Systems analysis of salivary gland development and disease

Abstract

Branching morphogenesis is a crucial developmental process in which vertebrate organs generate extensive epithelial surface area while retaining a compact size. In the vertebrate submandibular salivary gland, branching morphogenesis is crucial for the generation of the large surface area necessary to produce sufficient saliva. However, in many salivary gland diseases, saliva-producing acinar cells are destroyed, resulting in dry mouth and secondary health conditions. Systems-based approaches can provide insights into understanding salivary gland development, function, and disease. The traditional approach to understanding these processes is the identification of molecular signals using reductionist approaches; we review current progress with such methods in understanding salivary gland development. Taking a more global approach, multiple groups are currently profiling the transcriptome, the proteome, and other 'omes' in both developing mouse tissues and in human patient samples. Computational methods have been successful in deciphering large data sets, and mathematical models are starting to make predictions regarding the contribution of molecules to the physical processes of morphogenesis and cellular function. A challenge for the future will be to establish comprehensive, publicly accessible salivary gland databases spanning the full range of genes and proteins; plans are underway to provide these resources to researchers in centralized repositories. The greatest challenge for the future will be to develop realistic models that integrate multiple types of data to both describe and predict embryonic development and disease pathogenesis.

Figure 1. Overview of salivary gland development

The submandibular salivary gland undergoes branching morphogenesis, beginning as a protrusion from the oral epithelium at E11 that forms a solid primary bud on a stalk by E12. The primary bud undergoes an iterative pattern of cleft formation followed by duct outgrowth and bud expansion to produce the acini and ducts of the adult gland. As the process of morphogenesis attenuates during development, cell differentiation increases to produce the complex assembly of cells that comprise the adult gland. Not drawn to scale, and some details are excluded for simplicity.
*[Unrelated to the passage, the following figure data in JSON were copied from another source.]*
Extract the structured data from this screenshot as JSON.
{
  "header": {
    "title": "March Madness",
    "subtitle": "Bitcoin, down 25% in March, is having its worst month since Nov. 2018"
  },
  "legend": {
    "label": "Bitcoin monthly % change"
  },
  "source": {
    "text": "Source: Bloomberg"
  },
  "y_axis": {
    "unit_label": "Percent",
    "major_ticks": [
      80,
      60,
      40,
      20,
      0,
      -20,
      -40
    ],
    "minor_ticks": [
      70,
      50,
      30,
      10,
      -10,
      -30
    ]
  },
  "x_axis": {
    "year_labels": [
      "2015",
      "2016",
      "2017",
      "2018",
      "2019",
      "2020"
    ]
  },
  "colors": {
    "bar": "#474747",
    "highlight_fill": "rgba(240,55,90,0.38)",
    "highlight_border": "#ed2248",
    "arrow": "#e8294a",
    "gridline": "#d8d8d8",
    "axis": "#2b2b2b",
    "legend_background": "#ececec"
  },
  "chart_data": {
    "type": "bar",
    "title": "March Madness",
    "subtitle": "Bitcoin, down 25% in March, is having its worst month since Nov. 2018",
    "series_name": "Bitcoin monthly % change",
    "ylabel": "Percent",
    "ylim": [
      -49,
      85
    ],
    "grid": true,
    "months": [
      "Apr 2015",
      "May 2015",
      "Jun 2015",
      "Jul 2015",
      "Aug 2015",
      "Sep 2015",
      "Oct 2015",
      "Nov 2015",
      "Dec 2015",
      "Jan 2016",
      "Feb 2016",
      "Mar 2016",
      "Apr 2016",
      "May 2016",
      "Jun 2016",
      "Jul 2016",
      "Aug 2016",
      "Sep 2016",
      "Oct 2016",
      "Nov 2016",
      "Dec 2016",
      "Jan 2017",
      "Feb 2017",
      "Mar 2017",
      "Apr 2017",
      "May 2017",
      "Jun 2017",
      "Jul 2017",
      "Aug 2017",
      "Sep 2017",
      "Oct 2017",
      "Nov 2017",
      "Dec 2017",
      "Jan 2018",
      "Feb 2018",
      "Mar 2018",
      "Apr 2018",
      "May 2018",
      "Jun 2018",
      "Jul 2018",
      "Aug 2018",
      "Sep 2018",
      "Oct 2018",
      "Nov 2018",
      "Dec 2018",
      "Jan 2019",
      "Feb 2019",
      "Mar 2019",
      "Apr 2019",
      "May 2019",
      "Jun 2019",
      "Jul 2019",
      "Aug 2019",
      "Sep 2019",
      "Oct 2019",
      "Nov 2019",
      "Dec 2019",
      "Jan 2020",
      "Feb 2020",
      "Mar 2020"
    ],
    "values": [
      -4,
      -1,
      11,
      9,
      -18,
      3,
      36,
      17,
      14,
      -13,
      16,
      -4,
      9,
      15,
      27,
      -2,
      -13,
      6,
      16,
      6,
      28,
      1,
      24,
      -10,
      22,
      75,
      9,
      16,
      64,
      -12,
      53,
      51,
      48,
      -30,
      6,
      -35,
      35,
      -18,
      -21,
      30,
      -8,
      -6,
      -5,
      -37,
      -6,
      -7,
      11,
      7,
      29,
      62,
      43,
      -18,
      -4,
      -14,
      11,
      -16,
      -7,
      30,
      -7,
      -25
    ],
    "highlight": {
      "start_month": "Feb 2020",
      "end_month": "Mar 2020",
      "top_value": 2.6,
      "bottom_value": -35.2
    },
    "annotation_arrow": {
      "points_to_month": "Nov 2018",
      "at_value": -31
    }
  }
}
Figure 2. Signaling hierarchy controlling branching morphogenesis and cellular differentiation

Extracellular interactions between cells, between cells and the ECM, and with growth factors and cytokines activate cytoplasmic signaling pathways that alter cell behavior. The combination of these cellular behaviors results in changes at the tissue level: morphogenesis and differentiation. The goal of systems biology is to understand all of the inputs contributing to tissue and organ-level changes so that they can be synthesized into a systems-level understanding of organ biology.

Figure 3. Schematic diagram illustrating how systems biology can be integrated into research projects

Reductionist approaches utilize experimentation to test hypotheses, which can lead to systems approaches through profiling methods. Profiling data can be validated using traditional and/or computational methods and can become part of public databases. Individual profiling data can also be computationally integrated with public datasets, both salivary gland-specific and general, to transition into the realm of systems biology. Systems biology includes computational modeling of various types and ultimately prediction, which can lead to further hypothesis generation and experimentation.

Figure 4. Cellular signaling map of embryonic salivary gland development

A simplified overview of major signaling pathways known to control salivary gland development based on experimental studies. Slash dot slash: known effect, but pathway not identified/described yet; orange lines/arrows: pathways that affect morphogenesis/differentiation; plus sign: positive effect (activation); minus: negative effect (inhibition); interrupted lines: intermediate steps omitted; blue dotted lines and arrows: affect expression; open arrows: protein is modified (proteolysis); blunt line (inverted T): inhibition; and circular edge rectangles: signaling modules. See [66] for a detailed computational model of signaling pathways.

Figure 5. Venn diagram of genes expressed in epithelial cells from cleft, bud, and duct regions of E12.5 mouse salivary glands

Note the extensive overlaps of gene expression between regions, as well as some differentially expressed genes. Based on preliminary analyses of microarray data involving >20,000 genes; numbers in parentheses indicate the percentage of total unique genes in that category.